Case In Point: Lessons for the Proactive Manager
Volume 18 Issue 03 | March 2026
Each month in Case in Point we attempt to highlight new and emerging risks. The accessibility of our online content is facing heightened scrutiny with the recent updates to Title II of the ADA. We could see increased enforcement actions in the near future in this area. I've asked our Director of Institutional Compliance & Privacy, Kristin Roberts, who has been coordinating the effort here at Auburn, to provide some practical guidance.
With the ADA Title II impending deadline April 24, we are feeling the pressures of digital accessibility requirements. However, public institution risk managers should treat digital accessibility as a continuous compliance effort—not a one-time remediation sprint.

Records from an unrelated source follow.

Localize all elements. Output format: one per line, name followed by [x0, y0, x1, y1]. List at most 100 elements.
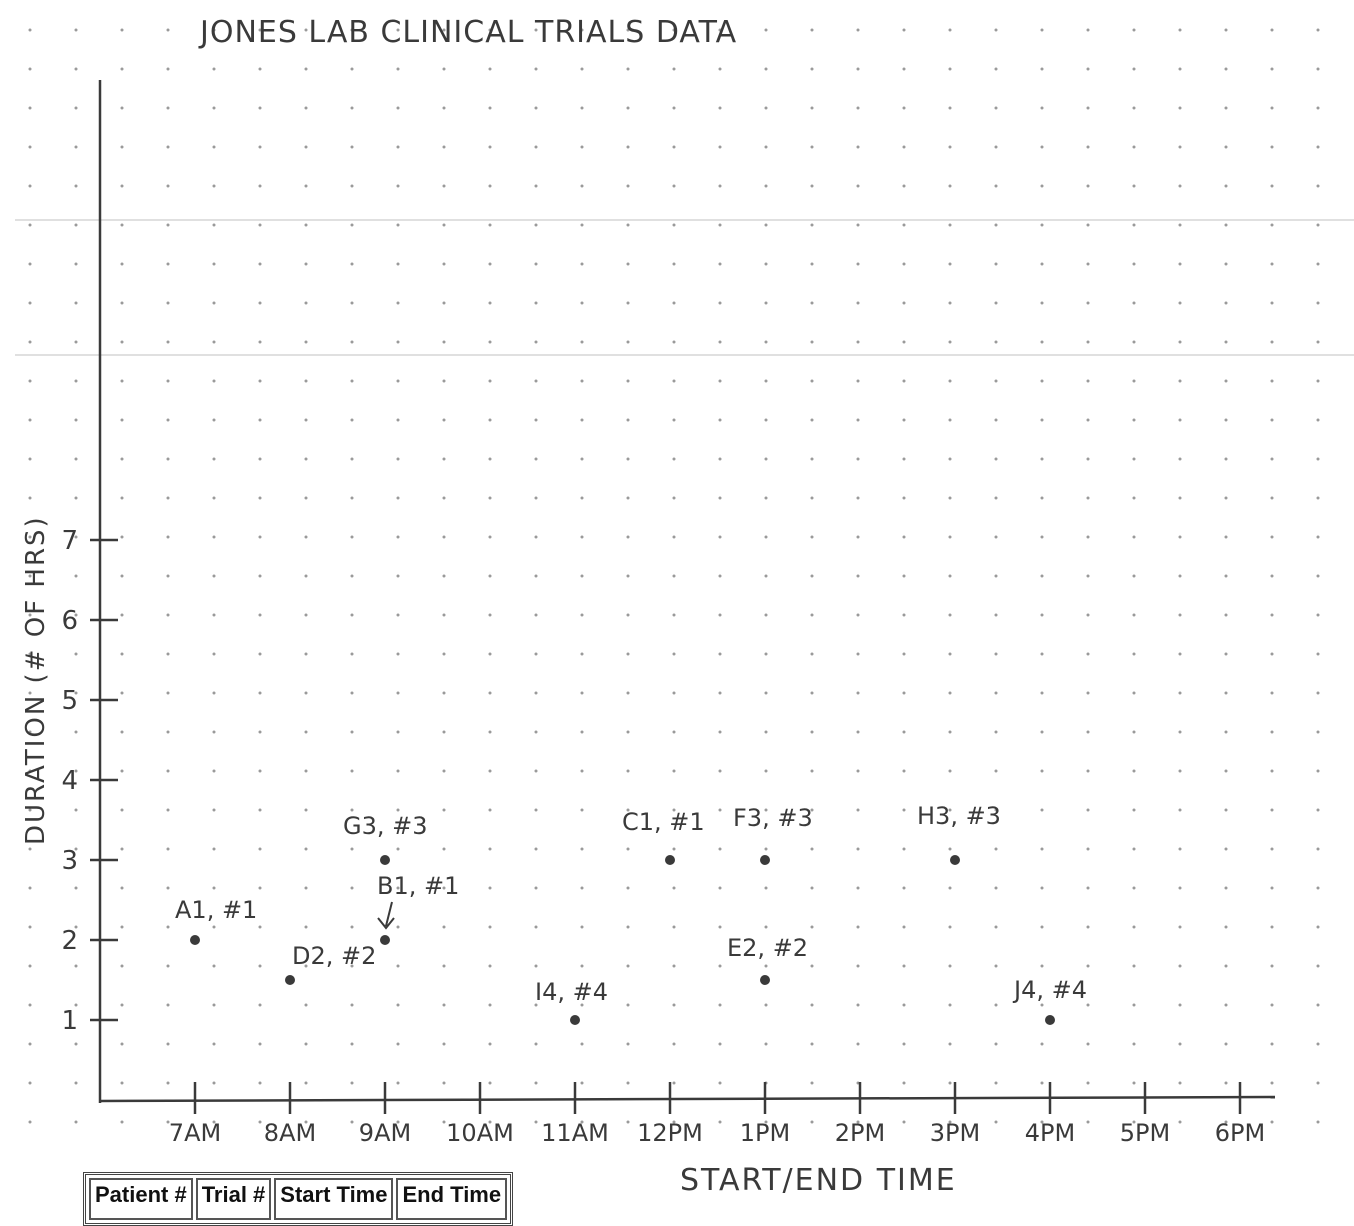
grid-dot — [1224, 223, 1228, 227]
grid-dot — [166, 67, 170, 71]
grid-dot — [1316, 691, 1320, 695]
grid-dot — [626, 28, 630, 32]
grid-dot — [258, 262, 262, 266]
grid-dot — [1316, 535, 1320, 539]
grid-dot — [856, 340, 860, 344]
grid-dot — [258, 1081, 262, 1085]
data-point — [190, 935, 200, 945]
grid-dot — [350, 262, 354, 266]
grid-dot — [1086, 1042, 1090, 1046]
grid-dot — [304, 67, 308, 71]
grid-dot — [212, 28, 216, 32]
grid-dot — [1132, 223, 1136, 227]
grid-dot — [1040, 223, 1044, 227]
grid-dot — [1178, 535, 1182, 539]
grid-dot — [580, 262, 584, 266]
grid-dot — [672, 1081, 676, 1085]
grid-dot — [1224, 808, 1228, 812]
grid-dot — [258, 613, 262, 617]
grid-dot — [534, 457, 538, 461]
grid-dot — [580, 730, 584, 734]
grid-dot — [212, 496, 216, 500]
grid-dot — [28, 847, 32, 851]
grid-dot — [1224, 457, 1228, 461]
grid-dot — [902, 574, 906, 578]
grid-dot — [1316, 457, 1320, 461]
grid-dot — [1270, 457, 1274, 461]
grid-dot — [718, 574, 722, 578]
grid-dot — [856, 769, 860, 773]
grid-dot — [1040, 262, 1044, 266]
grid-dot — [28, 67, 32, 71]
grid-dot — [166, 106, 170, 110]
grid-dot — [764, 67, 768, 71]
grid-dot — [1132, 1042, 1136, 1046]
grid-dot — [672, 769, 676, 773]
data-point — [950, 855, 960, 865]
grid-dot — [488, 184, 492, 188]
grid-dot — [948, 340, 952, 344]
grid-dot — [902, 184, 906, 188]
grid-dot — [166, 223, 170, 227]
grid-dot — [166, 496, 170, 500]
grid-dot — [580, 652, 584, 656]
grid-dot — [672, 691, 676, 695]
grid-dot — [488, 301, 492, 305]
grid-dot — [1270, 925, 1274, 929]
grid-dot — [1270, 379, 1274, 383]
grid-dot — [994, 769, 998, 773]
grid-dot — [626, 808, 630, 812]
grid-dot — [580, 379, 584, 383]
grid-dot — [28, 886, 32, 890]
grid-dot — [396, 652, 400, 656]
grid-dot — [1316, 379, 1320, 383]
grid-dot — [350, 925, 354, 929]
grid-dot — [994, 925, 998, 929]
grid-dot — [396, 223, 400, 227]
grid-dot — [74, 145, 78, 149]
grid-dot — [166, 925, 170, 929]
grid-dot — [764, 1003, 768, 1007]
grid-dot — [672, 1042, 676, 1046]
grid-dot — [994, 184, 998, 188]
grid-dot — [1040, 28, 1044, 32]
grid-dot — [1316, 1120, 1320, 1124]
grid-dot — [350, 28, 354, 32]
grid-dot — [1178, 730, 1182, 734]
grid-dot — [718, 379, 722, 383]
grid-dot — [74, 262, 78, 266]
grid-dot — [1178, 1081, 1182, 1085]
data-table: Patient # Trial # Start Time End Time — [83, 1172, 514, 1226]
grid-dot — [488, 262, 492, 266]
grid-dot — [580, 67, 584, 71]
grid-dot — [304, 145, 308, 149]
grid-dot — [1040, 496, 1044, 500]
data-point-label: C1, #1 — [622, 808, 705, 836]
y-tick-label: 4 — [61, 766, 78, 796]
grid-dot — [902, 1042, 906, 1046]
grid-dot — [212, 847, 216, 851]
grid-dot — [166, 730, 170, 734]
grid-dot — [396, 691, 400, 695]
y-tick-label: 1 — [61, 1006, 78, 1036]
grid-dot — [810, 301, 814, 305]
grid-dot — [258, 184, 262, 188]
data-point — [760, 975, 770, 985]
grid-dot — [626, 184, 630, 188]
grid-dot — [764, 457, 768, 461]
grid-dot — [74, 379, 78, 383]
grid-dot — [28, 808, 32, 812]
grid-dot — [1178, 1120, 1182, 1124]
grid-dot — [1086, 145, 1090, 149]
grid-dot — [1316, 262, 1320, 266]
grid-dot — [1224, 1042, 1228, 1046]
grid-dot — [1224, 1003, 1228, 1007]
grid-dot — [212, 418, 216, 422]
grid-dot — [994, 457, 998, 461]
grid-dot — [856, 886, 860, 890]
grid-dot — [902, 301, 906, 305]
grid-dot — [810, 496, 814, 500]
grid-dot — [1178, 613, 1182, 617]
grid-dot — [442, 301, 446, 305]
grid-dot — [810, 808, 814, 812]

Your goal is to strategically prioritize efforts to reduce near-term exposure and user harm while building a repeatable program that can withstand audits, complaints, and future waves of content generation.
Here are eight items to focus on to strengthen your WCAG compliance posture:
- Conduct an internal accessibility audit: confirm what is in scope (websites, web apps, documents, digital marketing, LMS content, third-party tools, etc.) and who “owns” the content.

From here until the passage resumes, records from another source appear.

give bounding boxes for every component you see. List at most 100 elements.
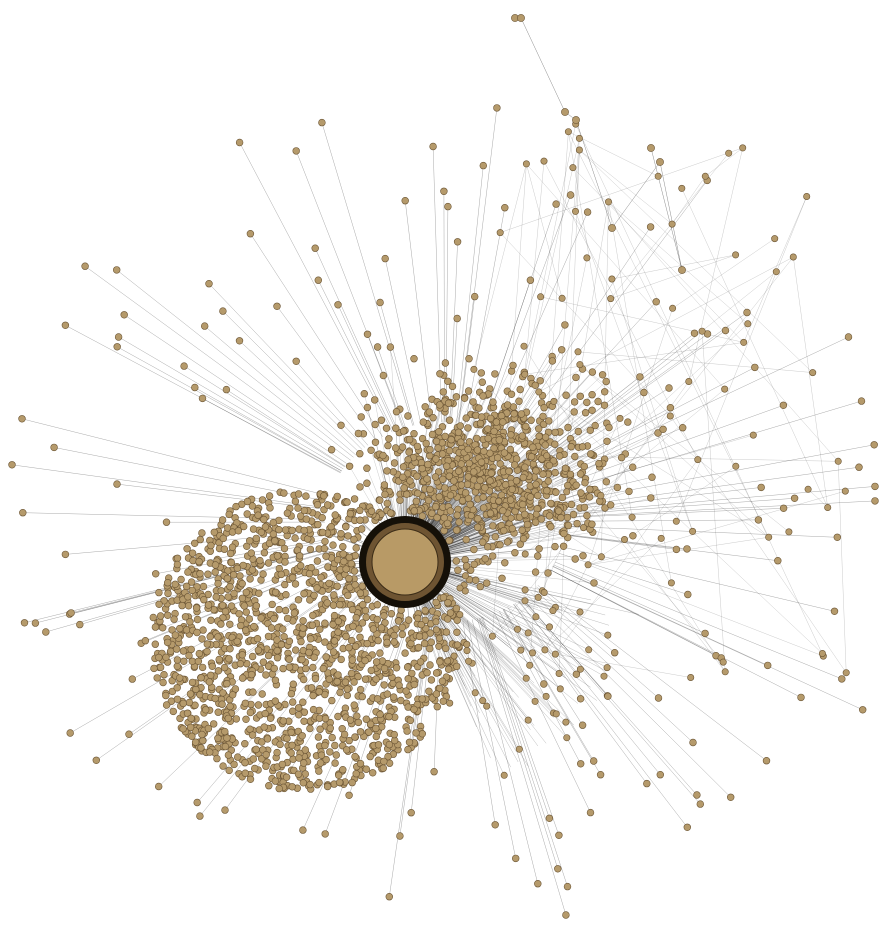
graph-node[interactable] [265, 492, 274, 500]
graph-node[interactable] [438, 677, 447, 685]
graph-node[interactable] [532, 467, 540, 475]
graph-node[interactable] [260, 548, 269, 557]
graph-node[interactable] [511, 854, 520, 863]
graph-node[interactable] [252, 602, 261, 610]
graph-node[interactable] [561, 321, 569, 329]
graph-node[interactable] [586, 426, 594, 434]
graph-node[interactable] [392, 424, 400, 432]
graph-node[interactable] [295, 711, 303, 719]
graph-node[interactable] [342, 632, 350, 641]
graph-node[interactable] [842, 669, 850, 677]
graph-node[interactable] [288, 783, 296, 791]
graph-node[interactable] [496, 229, 504, 237]
graph-node[interactable] [281, 606, 290, 615]
graph-node[interactable] [206, 633, 214, 641]
graph-node[interactable] [371, 396, 379, 404]
graph-node[interactable] [183, 626, 191, 634]
graph-node[interactable] [242, 588, 251, 597]
graph-node[interactable] [162, 653, 170, 661]
graph-node[interactable] [162, 518, 171, 526]
graph-node[interactable] [719, 658, 727, 666]
graph-node[interactable] [361, 675, 370, 683]
graph-node[interactable] [596, 491, 605, 500]
graph-node[interactable] [465, 657, 473, 665]
graph-node[interactable] [169, 707, 178, 716]
graph-node[interactable] [421, 606, 429, 615]
graph-node[interactable] [322, 755, 330, 764]
graph-node[interactable] [327, 522, 335, 531]
graph-node[interactable] [387, 609, 396, 618]
graph-node[interactable] [271, 537, 279, 545]
graph-node[interactable] [555, 831, 563, 839]
graph-node[interactable] [490, 427, 498, 436]
graph-node[interactable] [320, 544, 329, 553]
graph-node[interactable] [684, 590, 692, 599]
graph-node[interactable] [646, 223, 655, 231]
graph-node[interactable] [566, 470, 575, 478]
graph-node[interactable] [480, 504, 488, 512]
graph-node[interactable] [184, 593, 192, 601]
graph-node[interactable] [313, 584, 321, 592]
graph-node[interactable] [273, 748, 281, 757]
graph-node[interactable] [403, 727, 411, 735]
graph-node[interactable] [521, 597, 529, 605]
graph-node[interactable] [202, 706, 210, 714]
graph-node[interactable] [576, 665, 584, 673]
graph-node[interactable] [479, 161, 487, 170]
graph-node[interactable] [224, 751, 233, 759]
graph-node[interactable] [410, 705, 418, 714]
graph-node[interactable] [306, 596, 314, 604]
graph-node[interactable] [366, 752, 374, 761]
graph-node[interactable] [217, 620, 225, 628]
graph-node[interactable] [610, 648, 619, 657]
graph-node[interactable] [643, 779, 651, 788]
graph-node[interactable] [279, 625, 287, 633]
graph-node[interactable] [833, 533, 841, 541]
graph-node[interactable] [445, 447, 454, 455]
graph-node[interactable] [374, 636, 382, 645]
graph-node[interactable] [288, 741, 296, 749]
graph-node[interactable] [534, 425, 543, 433]
graph-node[interactable] [439, 388, 447, 396]
graph-node[interactable] [488, 632, 496, 640]
graph-node[interactable] [379, 371, 388, 380]
graph-node[interactable] [457, 460, 465, 468]
graph-node[interactable] [373, 600, 381, 609]
graph-node[interactable] [398, 630, 406, 639]
graph-node[interactable] [489, 552, 497, 560]
graph-node[interactable] [577, 489, 585, 497]
graph-node[interactable] [571, 207, 579, 215]
graph-node[interactable] [505, 467, 513, 475]
graph-node[interactable] [517, 410, 526, 418]
graph-node[interactable] [534, 879, 542, 888]
graph-node[interactable] [343, 685, 351, 693]
graph-node[interactable] [721, 668, 729, 676]
graph-node[interactable] [322, 653, 330, 661]
graph-node[interactable] [390, 693, 398, 701]
graph-node[interactable] [526, 276, 535, 284]
graph-node[interactable] [300, 589, 308, 598]
graph-node[interactable] [356, 506, 364, 515]
graph-node[interactable] [403, 663, 412, 671]
graph-node[interactable] [390, 730, 398, 739]
graph-node[interactable] [394, 617, 403, 625]
graph-node[interactable] [245, 615, 254, 623]
graph-node[interactable] [329, 648, 338, 656]
graph-node[interactable] [346, 510, 355, 518]
graph-node[interactable] [603, 664, 611, 672]
graph-node[interactable] [563, 882, 572, 891]
graph-node[interactable] [535, 432, 543, 440]
graph-node[interactable] [363, 639, 371, 648]
graph-node[interactable] [363, 595, 372, 604]
graph-node[interactable] [367, 666, 375, 675]
graph-node[interactable] [548, 357, 557, 365]
graph-node[interactable] [789, 253, 797, 261]
graph-node[interactable] [604, 631, 612, 639]
graph-node[interactable] [323, 782, 332, 791]
graph-node[interactable] [574, 348, 582, 356]
graph-node[interactable] [176, 624, 184, 633]
graph-node[interactable] [444, 202, 452, 211]
graph-node[interactable] [439, 697, 447, 705]
graph-node[interactable] [207, 541, 215, 550]
graph-node[interactable] [372, 724, 380, 733]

- Name an executive sponsor: identify a single program owner and a cross-functional working group (IT, disability services, communications, procurement, academic affairs, faculty support, general counsel) to coordinate efforts.

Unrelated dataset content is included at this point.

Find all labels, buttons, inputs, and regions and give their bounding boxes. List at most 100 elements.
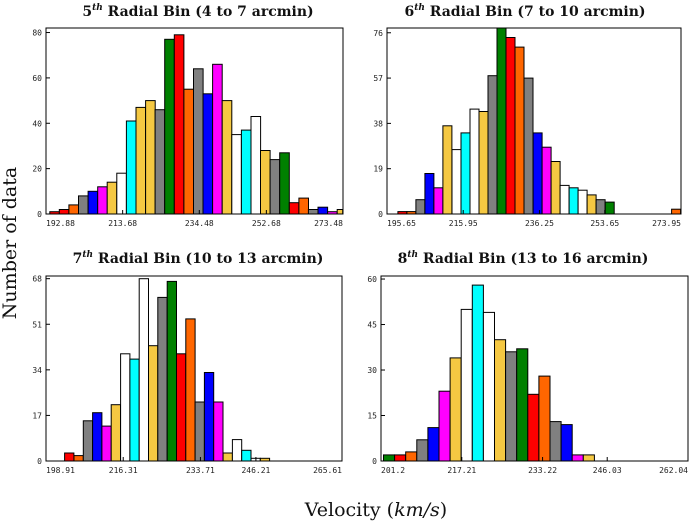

- Prioritize your highest-traffic/highest-risk entry points: public-facing, virtual “doors” to your institution (admissions, enrollment, employment, libraries, athletics) and student-facing portals (LMS, housing, dining, advising, student organizations) are hotspots.
- Evaluate PDFs: What are critical documents? Can the content be provided in an alternative format (HTML)? Can you archive preexisting content that is only for research or reference purposes? Do you still need the content at all? Consider a third-party tool or AI to assist in the PDF remediation process.
- Fix the low-hanging fruit: correct titles, headings/structure, color contrast, alt text, captions/transcripts, and create accessible templates using these core tenets of accessibility.
- Deliver training: the most sustainable option is teaching your people how to fish. At some level, people are just going to need to know how to make their own content accessible. Everyone needs a minimum knowledge of accessibility.
- Put third parties on notice: document vendor accessibility commitments, collect VPATs/ACRs where available, and create interim alternatives for tools you can’t fix.
- Create a plan: publish a clear accessibility statement and reporting channel, and document an internal playbook for acknowledging, triaging, and remediating issues on a defined timeline.
It is difficult, if not impossible, to achieve 100% digital accessibility compliance living in an environment where content changes rapidly and hundreds of people in your organization create content daily. What regulators and users look for is a credible, resourced plan—standards you follow, training that reaches content owners, checkpoints in your publishing lifecycle, and proof that issues get fixed. Build accessibility into “how we work” (authoring templates, procurement gates, QA before launch, routine scanning, and quarterly reporting) and document your decisions and timelines so you can show good-faith progress. The deadline is real, but the best approach is an operating model that keeps you moving toward accessibility every week after April 24.
Thank you, Kristin, for this great information and advice. Achieving accessibility requires continual improvement and risk mitigation like many other compliance challenges we face. Therefore, we invite you to review the events of the prior month with a view toward proactively managing risks. As always, we welcome your feedback.